Sur le deuxième point, il faut attendre des pré­ci­sions. Car tout dépend de l'ampleur du « com­plé­ment de for­ma­tion ». Entre un demi ser­vice sur l'année et 3 heures par semaine le mer­credi après-midi, il y a une dif­fé­rence. La CPU récla­mait « une pre­mière année de fonc­tion­naire sta­giaire pour les reçus au concours, repo­sant sur le prin­cipe de l'alternance ». On pour­rait vrai­ment par­ler d'alternance dans le pre­mier cas, pas dans le second. On voit bien aussi les enjeux bud­gé­taires : le demi ser­vice coû­te­rait 8 000 postes envi­ron, les 3 h du mer­credi après-midi, quelques heures de for­ma­teurs… On espère que la CPU n'a pas donné son aval à la seconde solu­tion.
Le carac­tère expé­ri­men­tal des maquettes 2009 et le dépôt ouvert jusqu'en 2010…
C'est ce qui fonde, pour l'essentiel, l'interprétation de Luc Cédelle : le tran­si­toire et l'expérimental, ce n'est plus l'intangible. Mais, pour l'heure, une autre inter­pré­ta­tion ne peut mal­heu­reu­se­ment pas être écar­tée : a priori, le gou­ver­ne­ment sou­haite la mise en oeuvre des nou­veaux concours dès 2010 [...].

Les quinze pro­chains jours seront déci­sifs. La ren­contre de la CPU avec Xavier Darcos est très atten­due. S'il annonce le report en 2011 des nou­veaux concours, cela mar­que­rait vrai­ment le recul espéré. Cette ren­contre aura lieu avant le jeudi 5 mars. Ce jour-là, la CPU se réunira en séance plé­nière pour tirer les conclu­sions de ses dis­cus­sions avec le gou­ver­ne­ment. De son côté, le gou­ver­ne­ment ne peut guère attendre au-delà du 15 mars pour faire connaître les pro­jets de décrets ins­ti­tuant les nou­veaux concours.
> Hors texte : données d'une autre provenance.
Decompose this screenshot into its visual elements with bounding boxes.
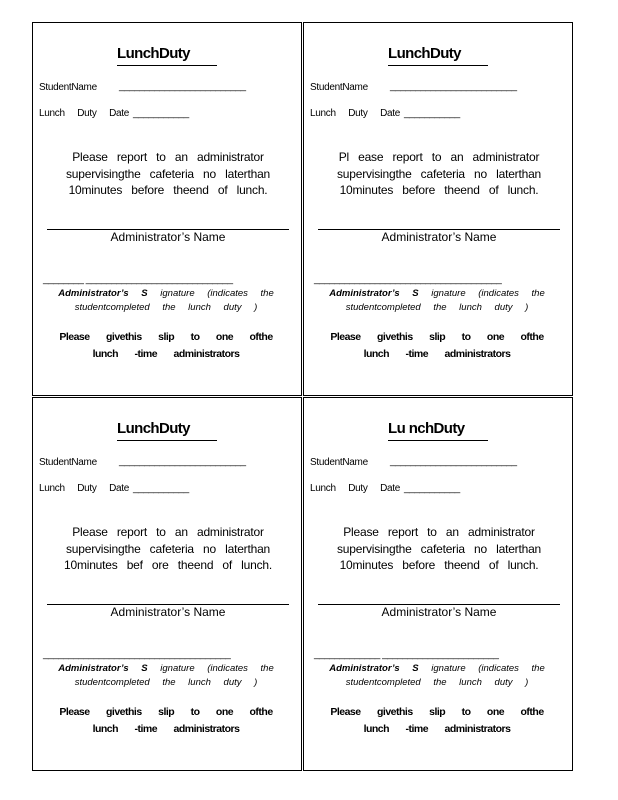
date-field: ___________	[404, 108, 460, 119]
slip-title: Lu nchDuty	[388, 420, 465, 437]
date-label: Lunch Duty Date	[39, 108, 129, 119]
date-field: ___________	[133, 483, 189, 494]
signature-line: _____________________________________	[43, 649, 231, 660]
signature-note: ignature (indicates the studentcompleted the lunch duty )	[74, 288, 274, 313]
signature-label: Administrator’s S	[329, 663, 419, 674]
title-underline	[117, 65, 217, 66]
signature-label: Administrator’s S	[58, 288, 148, 299]
signature-caption	[322, 662, 552, 690]
admin-name-label: Administrator’s Name	[110, 230, 226, 244]
admin-name-label: Administrator’s Name	[381, 230, 497, 244]
signature-caption	[51, 287, 281, 315]
student-name-field: _________________________	[390, 456, 517, 467]
signature-note: ignature (indicates the studentcompleted the lunch duty )	[74, 663, 274, 688]
signature-label: Administrator’s S	[329, 288, 419, 299]
signature-line: _____________________________________	[314, 274, 502, 285]
give-note: Please givethis slip to one ofthe lunch -time administrators	[59, 706, 273, 735]
slip-title: LunchDuty	[117, 45, 190, 62]
signature-caption	[322, 287, 552, 315]
student-name-label: StudentName	[310, 82, 368, 93]
title-underline	[117, 440, 217, 441]
date-label: Lunch Duty Date	[39, 483, 129, 494]
date-field: ___________	[133, 108, 189, 119]
admin-name-label: Administrator’s Name	[110, 605, 226, 619]
signature-note: ignature (indicates the studentcompleted the lunch duty )	[345, 663, 545, 688]
signature-caption	[51, 662, 281, 690]
give-note: Please givethis slip to one ofthe lunch -time administrators	[59, 331, 273, 360]
signature-line: ________ _____________________________	[43, 274, 233, 285]
slip-title: LunchDuty	[117, 420, 190, 437]
instruction-text: Please report to an administrator supervisingthe cafeteria no laterthan 10minutes bef ore theend of lunch.	[64, 525, 272, 572]
lunch-duty-slip	[32, 22, 302, 396]
admin-name-label: Administrator’s Name	[381, 605, 497, 619]
date-label: Lunch Duty Date	[310, 483, 400, 494]
date-label: Lunch Duty Date	[310, 108, 400, 119]
lunch-duty-slip	[32, 397, 302, 771]
lunch-duty-slip	[303, 397, 573, 771]
signature-note: ignature (indicates the studentcompleted the lunch duty )	[345, 288, 545, 313]
date-field: ___________	[404, 483, 460, 494]
give-note: Please givethis slip to one ofthe lunch -time administrators	[330, 331, 544, 360]
instruction-text: Please report to an administrator supervisingthe cafeteria no laterthan 10minutes before theend of lunch.	[336, 525, 542, 572]
slip-title: LunchDuty	[388, 45, 461, 62]
signature-line: _____________ _______________________	[314, 649, 499, 660]
student-name-field: _________________________	[119, 456, 246, 467]
give-note: Please givethis slip to one ofthe lunch -time administrators	[330, 706, 544, 735]
signature-label: Administrator’s S	[58, 663, 148, 674]
student-name-label: StudentName	[39, 457, 97, 468]
student-name-field: _________________________	[390, 81, 517, 92]
title-underline	[388, 65, 488, 66]
student-name-label: StudentName	[39, 82, 97, 93]
student-name-label: StudentName	[310, 457, 368, 468]
instruction-text: Pl ease report to an administrator supervisingthe cafeteria no laterthan 10minutes before theend of lunch.	[336, 150, 542, 197]
instruction-text: Please report to an administrator supervisingthe cafeteria no laterthan 10minutes before theend of lunch.	[65, 150, 271, 197]
student-name-field: _________________________	[119, 81, 246, 92]
lunch-duty-slip	[303, 22, 573, 396]
title-underline	[388, 440, 488, 441]
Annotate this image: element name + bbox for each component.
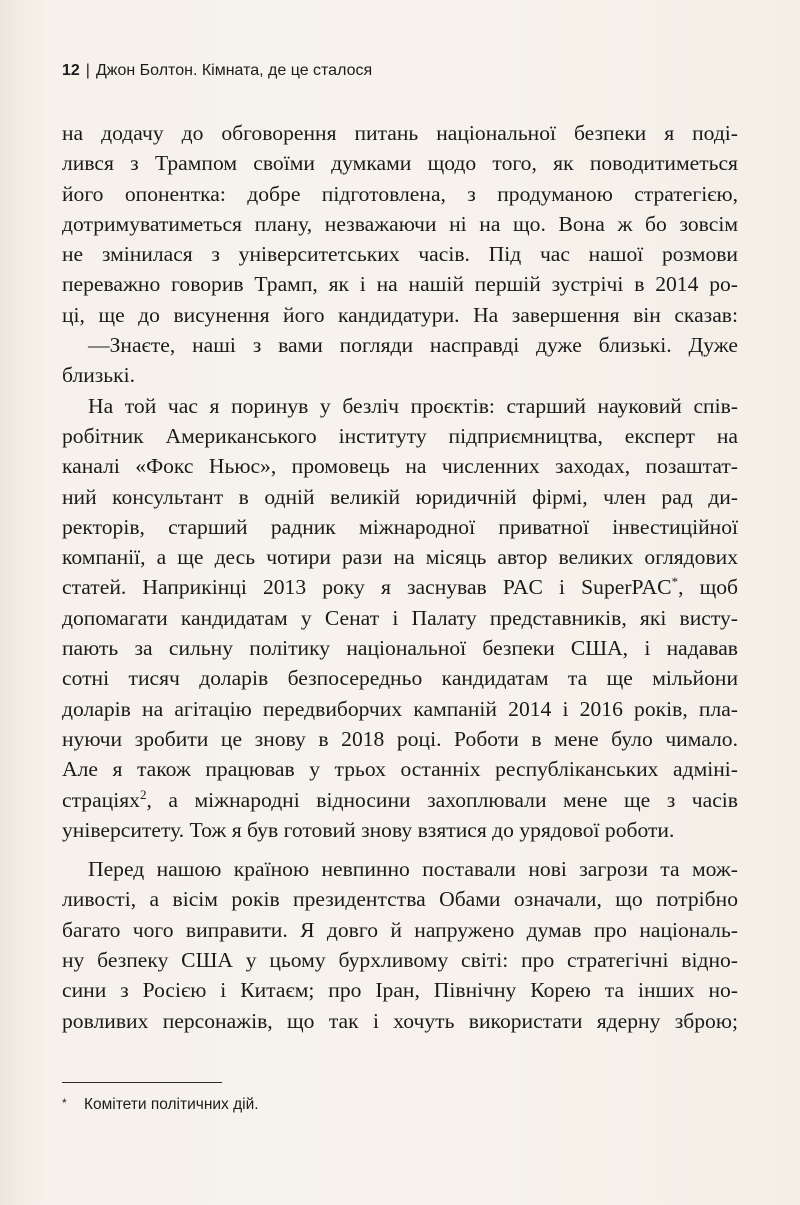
text-line: доларів на агітацію передвиборчих кампаній 2014 і 2016 років, пла- [62, 696, 738, 721]
text-line: на додачу до обговорення питань національної безпеки я поді- [62, 121, 738, 145]
text-segment: , щоб [678, 575, 738, 600]
paragraph-4 [62, 854, 738, 1036]
footnote-mark: * [62, 1096, 67, 1110]
text-line: Перед нашою країною невпинно поставали нові загрози та мож- [88, 857, 738, 882]
text-line: На той час я поринув у безліч проєктів: старший науковий спів- [88, 393, 738, 418]
endnote-marker: 2 [139, 786, 147, 802]
text-line: ну безпеку США у цьому бурхливому світі: про стратегічні відно- [62, 948, 738, 973]
text-line: ректорів, старший радник міжнародної приватної інвестиційної [62, 514, 738, 539]
page-number: 12 [62, 62, 80, 79]
footnote-divider [62, 1082, 222, 1083]
text-line: компанії, а ще десь чотири рази на місяць автор великих оглядових [62, 545, 738, 570]
text-line: ровливих персонажів, що так і хочуть використати ядерну зброю; [62, 1008, 738, 1033]
text-segment: страціях [62, 787, 140, 812]
text-segment: , а міжнародні відносини захоплювали мене ще з часів [146, 787, 738, 812]
text-line: нуючи зробити це знову в 2018 році. Роботи в мене було чимало. [62, 726, 738, 751]
text-line-with-footnote [62, 572, 738, 602]
text-line-with-endnote [62, 785, 738, 815]
footnote [62, 1096, 259, 1114]
text-line: робітник Американського інституту підприємництва, експерт на [62, 423, 738, 448]
text-line: каналі «Фокс Ньюс», промовець на численних заходах, позаштат- [62, 454, 738, 479]
text-line: ливості, а вісім років президентства Обами означали, що потрібно [62, 887, 738, 912]
text-line: допомагати кандидатам у Сенат і Палату представників, які висту- [62, 605, 738, 630]
footnote-marker: * [671, 574, 679, 590]
text-line: Але я також працював у трьох останніх республіканських адміні- [62, 757, 738, 782]
text-line: лився з Трампом своїми думками щодо того, як поводитиметься [62, 151, 738, 176]
text-line: переважно говорив Трамп, як і на нашій першій зустрічі в 2014 ро- [62, 272, 738, 297]
text-line: ці, ще до висунення його кандидатури. На завершення він сказав: [62, 302, 738, 327]
text-line: —Знаєте, наші з вами погляди насправді дуже близькі. Дуже [88, 333, 738, 358]
text-line: пають за сильну політику національної безпеки США, і надавав [62, 636, 738, 661]
header-separator: | [85, 62, 90, 79]
footnote-text: Комітети політичних дій. [84, 1096, 259, 1113]
text-line: не змінилася з університетських часів. Під час нашої розмови [62, 242, 738, 267]
text-line: багато чого виправити. Я довго й напружено думав про національ- [62, 917, 738, 942]
paragraph-2 [62, 330, 738, 391]
text-line: дотримуватиметься плану, незважаючи ні на що. Вона ж бо зовсім [62, 211, 738, 236]
text-line: університету. Тож я був готовий знову взятися до урядової роботи. [62, 817, 675, 842]
text-line: сотні тисяч доларів безпосередньо кандидатам та ще мільйони [62, 666, 738, 691]
body-text [62, 118, 738, 1036]
running-title: Джон Болтон. Кімната, де це сталося [95, 62, 373, 79]
text-line: ний консультант в одній великій юридичній фірмі, член рад ди- [62, 484, 738, 509]
paragraph-1 [62, 118, 738, 330]
text-line: близькі. [62, 363, 136, 388]
text-line: його опонентка: добре підготовлена, з продуманою стратегією, [62, 181, 738, 206]
paragraph-3 [62, 391, 738, 845]
text-segment: статей. Наприкінці 2013 року я заснував PAC і SuperPAC [62, 575, 672, 600]
running-header [62, 62, 372, 80]
text-line: сини з Росією і Китаєм; про Іран, Північну Корею та інших но- [62, 978, 738, 1003]
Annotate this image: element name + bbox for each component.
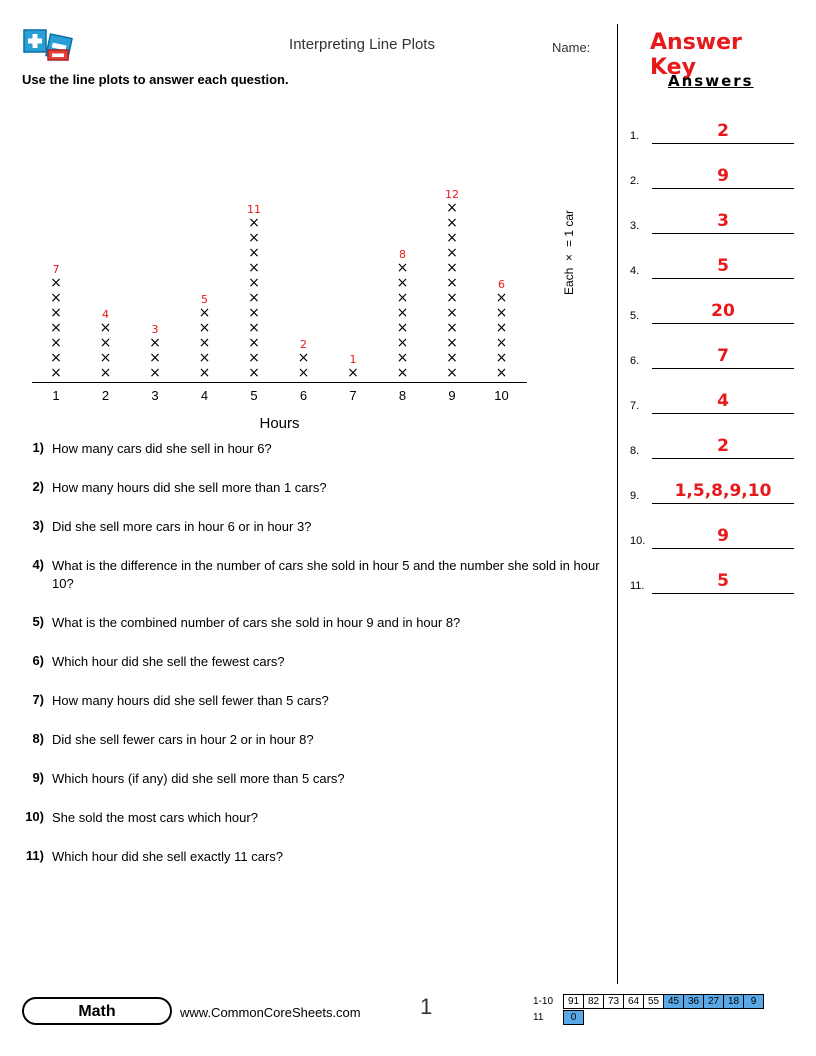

En effet, il ne peut pas lais­ser moins de deux semaines aux uni­ver­si­tés pour ajus­ter leurs pro­jets de mas­ters et les dépo­ser sur le bureau de Mme Pécresse avant le 31 mars, délai ultime. Mais il ne pas­sera à la phase régle­men­taire que s'il sent une mobi­li­sa­tion des­cen­dante et s'il est à peu près cer­tain de ne pas avoir à abro­ger les décrets un mois après les avoir pro­mul­gués. La han­tise du gou­ver­ne­ment, en effet, c'est le scé­na­rio noir d'une jonc­tion entre la mobi­li­sa­tion des per­son­nels des uni­ver­si­tés et des IUFM, les inquié­tudes des étudiants, l'exaspération des ensei­gnants du pre­mier degré et la colère qui monte chez les sala­riés. Jusqu'au 19 mars, il sera donc très atten­tif au nombre de per­sonnes dans les AG, au nombre de gré­vistes et de manifestants.